Полусвет был в коридорах института. Профессор добрался до комнаты Панкрата и долго и безуспешно стучал в нее. Наконец за дверью послышалось урчанье как бы цепного пса, харканье и мычанье, и Панкрат в полосатых подштанниках, с завязками на щиколотках, предстал в светлом пятне. Глаза его дико уставились на ученого, он еще легонько подвывал со сна.

– Панкрат, – сказал профессор, глядя на него поверх очков, – извини, что я тебя разбудил. Вот что, друг, в мой кабинет завтра утром не ходить. Я там работу оставил, которую сдвигать нельзя.

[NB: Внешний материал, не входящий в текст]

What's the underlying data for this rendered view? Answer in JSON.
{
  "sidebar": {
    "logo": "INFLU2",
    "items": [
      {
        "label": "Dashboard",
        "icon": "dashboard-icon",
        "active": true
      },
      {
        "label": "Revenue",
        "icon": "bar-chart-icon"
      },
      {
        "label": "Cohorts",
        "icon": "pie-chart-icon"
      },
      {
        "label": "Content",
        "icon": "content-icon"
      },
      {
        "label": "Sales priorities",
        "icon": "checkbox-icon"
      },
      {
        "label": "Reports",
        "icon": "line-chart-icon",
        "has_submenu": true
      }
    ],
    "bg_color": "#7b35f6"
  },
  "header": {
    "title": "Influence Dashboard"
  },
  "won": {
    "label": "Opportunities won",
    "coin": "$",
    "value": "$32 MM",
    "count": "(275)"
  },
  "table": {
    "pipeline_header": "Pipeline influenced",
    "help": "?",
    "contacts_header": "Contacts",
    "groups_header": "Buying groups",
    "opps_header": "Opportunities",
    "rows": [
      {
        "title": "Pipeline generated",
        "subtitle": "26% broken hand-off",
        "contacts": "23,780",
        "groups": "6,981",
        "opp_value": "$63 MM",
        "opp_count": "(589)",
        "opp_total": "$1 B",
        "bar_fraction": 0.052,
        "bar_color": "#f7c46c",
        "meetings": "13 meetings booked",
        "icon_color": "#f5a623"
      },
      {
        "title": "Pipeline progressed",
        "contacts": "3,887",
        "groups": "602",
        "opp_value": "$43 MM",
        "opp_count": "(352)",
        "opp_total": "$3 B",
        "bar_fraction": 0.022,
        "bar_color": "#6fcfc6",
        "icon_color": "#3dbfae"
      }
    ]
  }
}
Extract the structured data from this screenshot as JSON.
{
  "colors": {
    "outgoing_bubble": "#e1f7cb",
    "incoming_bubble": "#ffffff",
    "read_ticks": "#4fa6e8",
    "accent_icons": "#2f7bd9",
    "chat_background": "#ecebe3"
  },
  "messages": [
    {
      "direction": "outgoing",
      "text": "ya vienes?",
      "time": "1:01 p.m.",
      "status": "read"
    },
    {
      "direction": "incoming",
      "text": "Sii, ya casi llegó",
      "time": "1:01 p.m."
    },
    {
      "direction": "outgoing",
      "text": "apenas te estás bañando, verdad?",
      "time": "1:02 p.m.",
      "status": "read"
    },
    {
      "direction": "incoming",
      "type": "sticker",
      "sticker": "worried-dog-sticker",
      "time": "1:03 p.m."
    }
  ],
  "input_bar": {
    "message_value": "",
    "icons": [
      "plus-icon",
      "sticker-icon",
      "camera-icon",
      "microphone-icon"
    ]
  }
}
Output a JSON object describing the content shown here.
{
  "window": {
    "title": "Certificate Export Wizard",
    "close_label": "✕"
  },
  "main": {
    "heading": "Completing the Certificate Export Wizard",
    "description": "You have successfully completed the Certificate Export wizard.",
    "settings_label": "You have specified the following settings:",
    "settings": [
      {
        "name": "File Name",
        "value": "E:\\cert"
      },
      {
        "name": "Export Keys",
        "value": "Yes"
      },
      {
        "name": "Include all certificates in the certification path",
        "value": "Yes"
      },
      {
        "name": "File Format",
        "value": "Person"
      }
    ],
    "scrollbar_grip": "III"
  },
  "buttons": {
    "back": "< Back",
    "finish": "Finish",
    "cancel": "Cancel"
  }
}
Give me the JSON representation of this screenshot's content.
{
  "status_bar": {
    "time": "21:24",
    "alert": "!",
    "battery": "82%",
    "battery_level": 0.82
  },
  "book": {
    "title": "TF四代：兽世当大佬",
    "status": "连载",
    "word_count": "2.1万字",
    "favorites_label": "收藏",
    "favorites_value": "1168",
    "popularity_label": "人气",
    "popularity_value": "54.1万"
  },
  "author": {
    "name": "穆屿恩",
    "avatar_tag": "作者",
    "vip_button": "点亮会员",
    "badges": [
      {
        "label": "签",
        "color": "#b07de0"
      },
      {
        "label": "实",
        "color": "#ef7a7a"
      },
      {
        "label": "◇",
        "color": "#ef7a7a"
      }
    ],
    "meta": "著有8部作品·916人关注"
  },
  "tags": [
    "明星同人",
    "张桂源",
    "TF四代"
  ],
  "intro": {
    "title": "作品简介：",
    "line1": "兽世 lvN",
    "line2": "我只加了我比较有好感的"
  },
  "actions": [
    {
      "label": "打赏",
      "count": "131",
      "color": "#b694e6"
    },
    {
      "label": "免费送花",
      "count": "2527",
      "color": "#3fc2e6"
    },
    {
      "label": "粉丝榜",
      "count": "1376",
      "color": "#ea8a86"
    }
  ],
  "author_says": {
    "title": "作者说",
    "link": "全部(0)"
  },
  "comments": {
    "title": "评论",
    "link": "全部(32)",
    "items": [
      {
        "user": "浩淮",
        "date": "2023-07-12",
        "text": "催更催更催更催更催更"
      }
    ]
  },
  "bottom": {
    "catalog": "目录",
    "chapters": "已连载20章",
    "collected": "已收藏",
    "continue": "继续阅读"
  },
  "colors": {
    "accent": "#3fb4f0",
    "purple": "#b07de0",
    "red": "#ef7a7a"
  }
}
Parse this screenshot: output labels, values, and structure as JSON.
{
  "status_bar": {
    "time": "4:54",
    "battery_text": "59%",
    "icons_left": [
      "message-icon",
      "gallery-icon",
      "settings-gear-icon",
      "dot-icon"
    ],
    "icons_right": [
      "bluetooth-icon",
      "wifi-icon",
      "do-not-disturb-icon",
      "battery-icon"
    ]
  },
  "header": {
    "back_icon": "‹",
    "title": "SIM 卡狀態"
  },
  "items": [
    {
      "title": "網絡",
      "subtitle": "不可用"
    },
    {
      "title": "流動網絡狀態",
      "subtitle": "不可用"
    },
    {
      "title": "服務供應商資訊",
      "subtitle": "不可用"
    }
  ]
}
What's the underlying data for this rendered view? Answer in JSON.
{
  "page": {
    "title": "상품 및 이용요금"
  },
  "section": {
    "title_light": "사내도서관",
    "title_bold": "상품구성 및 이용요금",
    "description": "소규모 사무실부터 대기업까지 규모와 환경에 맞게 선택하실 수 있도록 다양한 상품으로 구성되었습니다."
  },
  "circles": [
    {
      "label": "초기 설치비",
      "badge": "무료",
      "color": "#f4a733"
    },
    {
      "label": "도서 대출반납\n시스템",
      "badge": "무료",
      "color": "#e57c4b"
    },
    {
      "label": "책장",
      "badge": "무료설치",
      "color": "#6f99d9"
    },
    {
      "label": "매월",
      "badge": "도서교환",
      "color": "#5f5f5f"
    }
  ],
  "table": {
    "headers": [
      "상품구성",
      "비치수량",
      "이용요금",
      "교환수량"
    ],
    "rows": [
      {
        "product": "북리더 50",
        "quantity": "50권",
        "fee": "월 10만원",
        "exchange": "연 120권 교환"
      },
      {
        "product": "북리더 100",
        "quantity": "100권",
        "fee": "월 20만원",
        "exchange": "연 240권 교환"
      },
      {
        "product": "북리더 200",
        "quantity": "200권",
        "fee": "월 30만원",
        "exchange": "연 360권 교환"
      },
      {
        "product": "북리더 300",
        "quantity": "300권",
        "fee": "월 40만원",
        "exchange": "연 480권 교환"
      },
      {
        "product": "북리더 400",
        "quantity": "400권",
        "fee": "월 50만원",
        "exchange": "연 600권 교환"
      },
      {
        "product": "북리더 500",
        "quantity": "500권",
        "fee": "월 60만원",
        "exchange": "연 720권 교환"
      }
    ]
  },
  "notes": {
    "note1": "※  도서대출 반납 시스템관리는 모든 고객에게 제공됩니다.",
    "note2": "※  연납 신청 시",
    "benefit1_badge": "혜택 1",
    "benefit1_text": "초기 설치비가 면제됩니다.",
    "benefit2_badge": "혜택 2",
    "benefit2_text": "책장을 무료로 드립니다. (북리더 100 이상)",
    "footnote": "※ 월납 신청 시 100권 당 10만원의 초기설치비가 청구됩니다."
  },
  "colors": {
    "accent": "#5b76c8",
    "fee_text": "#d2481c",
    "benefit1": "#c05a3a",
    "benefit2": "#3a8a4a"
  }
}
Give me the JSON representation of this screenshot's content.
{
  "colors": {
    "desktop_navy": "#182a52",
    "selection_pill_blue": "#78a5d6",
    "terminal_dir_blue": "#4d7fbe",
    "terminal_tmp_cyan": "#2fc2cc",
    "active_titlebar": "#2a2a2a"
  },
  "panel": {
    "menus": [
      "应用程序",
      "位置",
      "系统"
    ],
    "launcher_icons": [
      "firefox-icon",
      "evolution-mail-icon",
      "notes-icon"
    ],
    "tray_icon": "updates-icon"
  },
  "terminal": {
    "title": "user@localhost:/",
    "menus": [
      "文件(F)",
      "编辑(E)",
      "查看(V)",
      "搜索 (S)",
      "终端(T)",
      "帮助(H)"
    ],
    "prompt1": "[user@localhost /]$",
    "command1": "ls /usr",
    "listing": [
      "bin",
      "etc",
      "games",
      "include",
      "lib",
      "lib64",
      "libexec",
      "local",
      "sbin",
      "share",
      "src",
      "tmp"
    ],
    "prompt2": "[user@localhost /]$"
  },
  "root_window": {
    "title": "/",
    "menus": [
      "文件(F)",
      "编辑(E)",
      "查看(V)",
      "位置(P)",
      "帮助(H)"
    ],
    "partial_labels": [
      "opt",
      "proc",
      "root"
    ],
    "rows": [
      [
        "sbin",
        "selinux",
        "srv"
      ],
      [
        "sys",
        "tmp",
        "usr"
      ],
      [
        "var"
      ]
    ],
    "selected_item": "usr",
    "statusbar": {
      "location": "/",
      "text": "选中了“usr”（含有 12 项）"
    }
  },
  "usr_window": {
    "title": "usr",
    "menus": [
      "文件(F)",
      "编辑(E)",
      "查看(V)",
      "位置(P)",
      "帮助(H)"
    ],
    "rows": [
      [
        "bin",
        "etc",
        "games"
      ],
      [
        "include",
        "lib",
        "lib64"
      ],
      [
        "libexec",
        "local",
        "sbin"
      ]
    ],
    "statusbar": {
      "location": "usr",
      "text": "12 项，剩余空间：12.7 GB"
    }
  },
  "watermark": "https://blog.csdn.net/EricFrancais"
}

Понял?

– У-у-у, по-по-понял, – ответил Панкрат, ничего не поняв. Он пошатывался и рычал.

– Нет, слушай, ты проснись, Панкрат, – молвил зоолог и легонько потыкал Панкрата в ребра, отчего у того на лице получился испуг и некоторая тень осмысленности в глазах. – Кабинет я запер, – продолжал Персиков, – так убирать его не нужно до моего прихода. Понял?

– Слушаю-с, – прохрипел Панкрат.

– Ну вот и прекрасно, ложись спать.

Панкрат повернулся, исчез в двери и тотчас обрушился на постель, а профессор стал одеваться в вестибюле. Он надел серое летнее пальто и мягкую шляпу, затем, вспомнив про картину в микроскопе, уставился на свои калоши и несколько секунд глядел на них, словно видел их впервые. Затем левую надел и на левую хотел надеть правую, но та не полезла.

– Какая чудовищная случайность, что он меня отозвал, – сказал ученый, – иначе я его так бы и не заметил. Но что это сулит?.. Ведь это сулит черт знает что такое!.. – Профессор усмехнулся, прищурился на калоши и левую снял, а правую надел. – Боже мой! Ведь даже нельзя представить себе всех последствий… – Профессор с презрением ткнул левую калошу, которая раздражала его, не желая налезать на правую, и пошел к выходу в одной калоше. Тут же он потерял носовой платок и вышел, хлопнув тяжелою дверью. На крыльце он долго искал в карманах спичек, хлопая себя по бокам, не нашел и тронулся по улице с незажженной папиросой во рту.

Ни одного человека ученый не встретил до самого храма. Там профессор, задрав голову, приковался к золотому шлему. Солнце сладостно лизало его с одной стороны.

– Как же раньше я не видал его, какая случайность?.. Тьфу, дурак, – профессор наклонился и задумался, глядя на разно обутые ноги, – гм… как же быть? К Панкрату вернуться? Нет, его не разбудишь. Бросить ее, подлую, жалко. Придется в руках нести. – Он снял калошу и брезгливо понес ее.

На стареньком автомобиле с Пречистенки выехали трое. Двое пьяненьких и на коленях у них ярко раскрашенная женщина в шелковых шароварах по моде 28-го года.

– Эх, папаша! – крикнула она низким сиповатым голосом. – Что ж ты другую-то калошку пропил?

Видно, в «Альказаре» набрался старичок, – завыл левый пьяненький, правый высунулся из автомобиля и прокричал:

– Отец, что, ночная на Волхонке открыта? Мы туда!

Профессор строго посмотрел на них поверх очков, выронил изо рта папиросу и тотчас забыл об их существовании. На Пречистенском бульваре рождалась солнечная прорезь, а шлем Христа начал пылать. Вышло солнце.